Voice Recognition - JpEncausse/SARAH-Documentation GitHub Wiki

The official documentation has been moved to http://wiki.sarah.encausse.net/

.
.
.
.
.
.
.
.

WSRSpeechManager instanciate multiple WSRSpeechEngine to wrap a Microsoft SpeechRecognitionEngine. It relies on 2 library System.Speech.* and Microsoft.Speech.* for Kinect.

See also:

In a Nutshell

The SpeechEngine load XML grammar files to match sentences according to a given confidence level. For each match an HTTP Request is sent to server.

  • Audio input is provided by device, files, network, ...
  • Grammar can trigger instant action
  • Grammar can be executed in a given context
  • Grammar can be rewrited / reloaded

Set property only to true to disactivate all other Kinect features and improve cpu.

Limitations

  • Each engine works with only 1 language.
  • Audio framework is automatically reloaded every hour.

Configuration

; Hot replace SARAH name
name=SARAH

; Speech engine language
language=fr-FR

; speech only do not start other features (for low cpu)
only=false

; Speech 1st word confidence (aka SARAH)
trigger=0.8

; Speech overall confidence
confidence=0.70

; Restart engine every X millisecond (1000 x 60 x 60 = 3600000 = 1 hour)
restart=3600000

[directory]
; Path to XML Grammar directories
directory1=macros 
directory2=plugins

Setup other language

To use SARAH in an other language:

  • Set speech engine language: language=en-US
  • Copy and rename grammar.xml into grammar_en_US.xml (convention)
  • Translate commands and set attribute xml:lang="en-US"

Grammar

The Microsoft Speech Platform SDK 11 supports grammar files that use Extensible Markup Language (XML) elements and attributes, as specified in the World Wide Web Consortium (W3C) Speech Recognition Grammar Specification (SRGS) Version 1.0. These XML elements and attributes represent the rule structures that define the words or phrases (commands) recognized by speech recognition engines.

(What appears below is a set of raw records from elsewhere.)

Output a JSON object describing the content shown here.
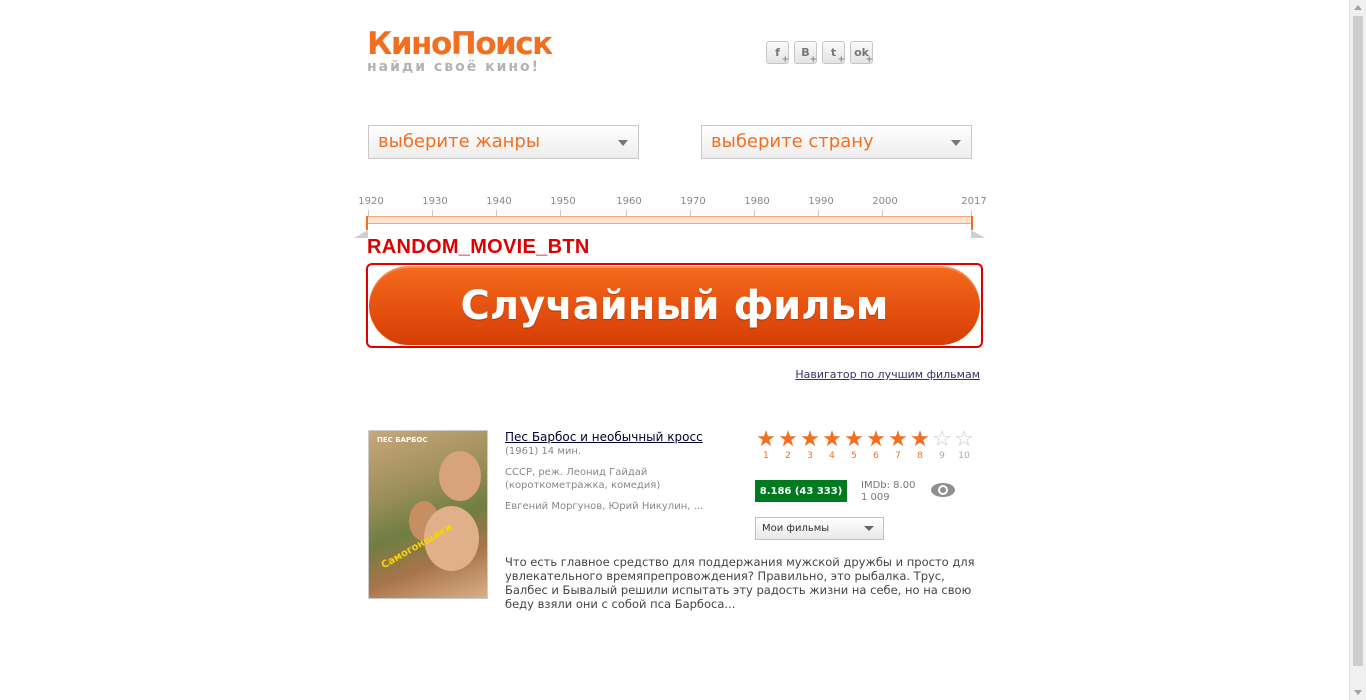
{
  "logo": {
    "name": "КиноПоиск",
    "tagline": "найди своё кино!"
  },
  "social": [
    {
      "icon": "facebook-icon",
      "glyph": "f"
    },
    {
      "icon": "vkontakte-icon",
      "glyph": "B"
    },
    {
      "icon": "twitter-icon",
      "glyph": "t"
    },
    {
      "icon": "odnoklassniki-icon",
      "glyph": "ok"
    }
  ],
  "filters": {
    "genre_label": "выберите жанры",
    "country_label": "выберите страну"
  },
  "timeline": {
    "years": [
      "1920",
      "1930",
      "1940",
      "1950",
      "1960",
      "1970",
      "1980",
      "1990",
      "2000",
      "2017"
    ],
    "range_start": "1920",
    "range_end": "2017"
  },
  "annotation": "RANDOM_MOVIE_BTN",
  "random_button_label": "Случайный фильм",
  "navigator_link": "Навигатор по лучшим фильмам",
  "movie": {
    "title": "Пес Барбос и необычный кросс",
    "year_length": "(1961) 14 мин.",
    "country_director": "СССР, реж. Леонид Гайдай",
    "genres": "(короткометражка, комедия)",
    "cast": "Евгений Моргунов, Юрий Никулин, ...",
    "poster_top_text": "ПЕС БАРБОС",
    "poster_side_text": "Самогонщики",
    "rating_scale": [
      "1",
      "2",
      "3",
      "4",
      "5",
      "6",
      "7",
      "8",
      "9",
      "10"
    ],
    "rating_filled": 8,
    "kp_rating": "8.186 (43 333)",
    "imdb_rating": "IMDb: 8.00",
    "imdb_votes": "1 009",
    "my_films_label": "Мои фильмы",
    "description": "Что есть главное средство для поддержания мужской дружбы и просто для увлекательного времяпрепровождения? Правильно, это рыбалка. Трус, Балбес и Бывалый решили испытать эту радость жизни на себе, но на свою беду взяли они с собой пса Барбоса..."
  },
  "colors": {
    "brand_orange": "#f26f21",
    "rating_green": "#007a1e",
    "annotation_red": "#dd0000"
  }
}
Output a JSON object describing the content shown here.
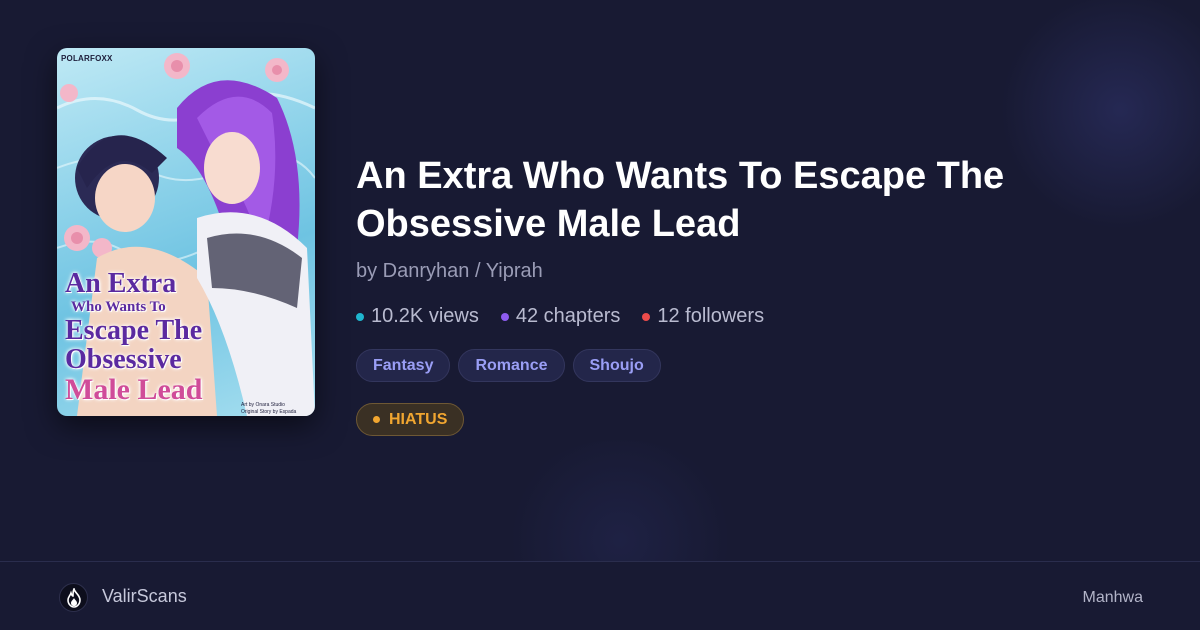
{
  "cover": {
    "publisher": "POLARFOXX",
    "title_lines": [
      "An Extra",
      "Who Wants To",
      "Escape The",
      "Obsessive",
      "Male Lead"
    ],
    "credits_art": "Art by Onara Studio",
    "credits_story": "Original Story by Espada"
  },
  "title": "An Extra Who Wants To Escape The Obsessive Male Lead",
  "authors": "by Danryhan / Yiprah",
  "stats": [
    {
      "label": "10.2K views",
      "color": "#1fb6cf"
    },
    {
      "label": "42 chapters",
      "color": "#8e5cf0"
    },
    {
      "label": "12 followers",
      "color": "#ec4b4b"
    }
  ],
  "tags": [
    "Fantasy",
    "Romance",
    "Shoujo"
  ],
  "status": {
    "label": "HIATUS",
    "color": "#f1a630"
  },
  "footer": {
    "site_name": "ValirScans",
    "logo_icon": "flame-icon",
    "type": "Manhwa"
  }
}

<grammar version="1.0" xml:lang="fr-FR" mode="voice" root="ruleTime" xmlns="http://www.w3.org/2001/06/grammar" tag-format="semantics/1.0">
  <rule id="ruleTime" scope="public">
    <example>Sarah il est quelle heure ?</example>
    <item>Sarah</item>
    <one-of>
      <item>il est quelle heure</item>
      <item>quelle heure est il</item>
    </one-of>
    <item repeat="0-1">
      <one-of>
        <item>à NewYork</item>
        <item>à Paris</item>
      </one-of>
    </item>
  </rule>
</grammar>

The MSDN Grammar Elements describe Microsoft implementation. Here is a Solitaire card game example.

HTTP Request

SARAH improve Microsoft Grammar with HTTP Parameters. When an XML element is matching the linked is executed.

<grammar version="1.0" xml:lang="fr-FR" mode="voice" root="ruleMeteo" xmlns="http://www.w3.org/2001/06/grammar" tag-format="semantics/1.0">
  <rule id="ruleMeteo" scope="public">
    <example>Sarah quelle est la météo pour demain ?</example>
    <tag>out.action=new Object(); </tag>
     
    <item>Sarah</item>
    <one-of>
      <item>quelle est la météo</item>
      <item>est-ce qu'il pleut</item>
      <item>comment dois-je m'habiller</item>
    </one-of>
 
    <item repeat="0-1">
      <one-of>
        <item>aujourd'hui<tag>out.action.date="1";</tag></item>
        <item>en ce moment<tag>out.action.date="1";</tag></item>
        <item>après demain<tag>out.action.date="4";</tag></item>
      </one-of>
    </item>
     
    <tag>out.action._attributes.uri="http://127.0.0.1:8080/sarah/phantom/meteo";</tag>
  </rule> 
</grammar>

An object named action is created.

  • Each object linked to action will be an HTTP request parameter. (e.g. out.action.date="1";)
  • Attribute uri linked to action define the request URI. (e.g. _out.action.attributes.uri="http://127.0.0.1:8080/sarah/phantom/meteo";)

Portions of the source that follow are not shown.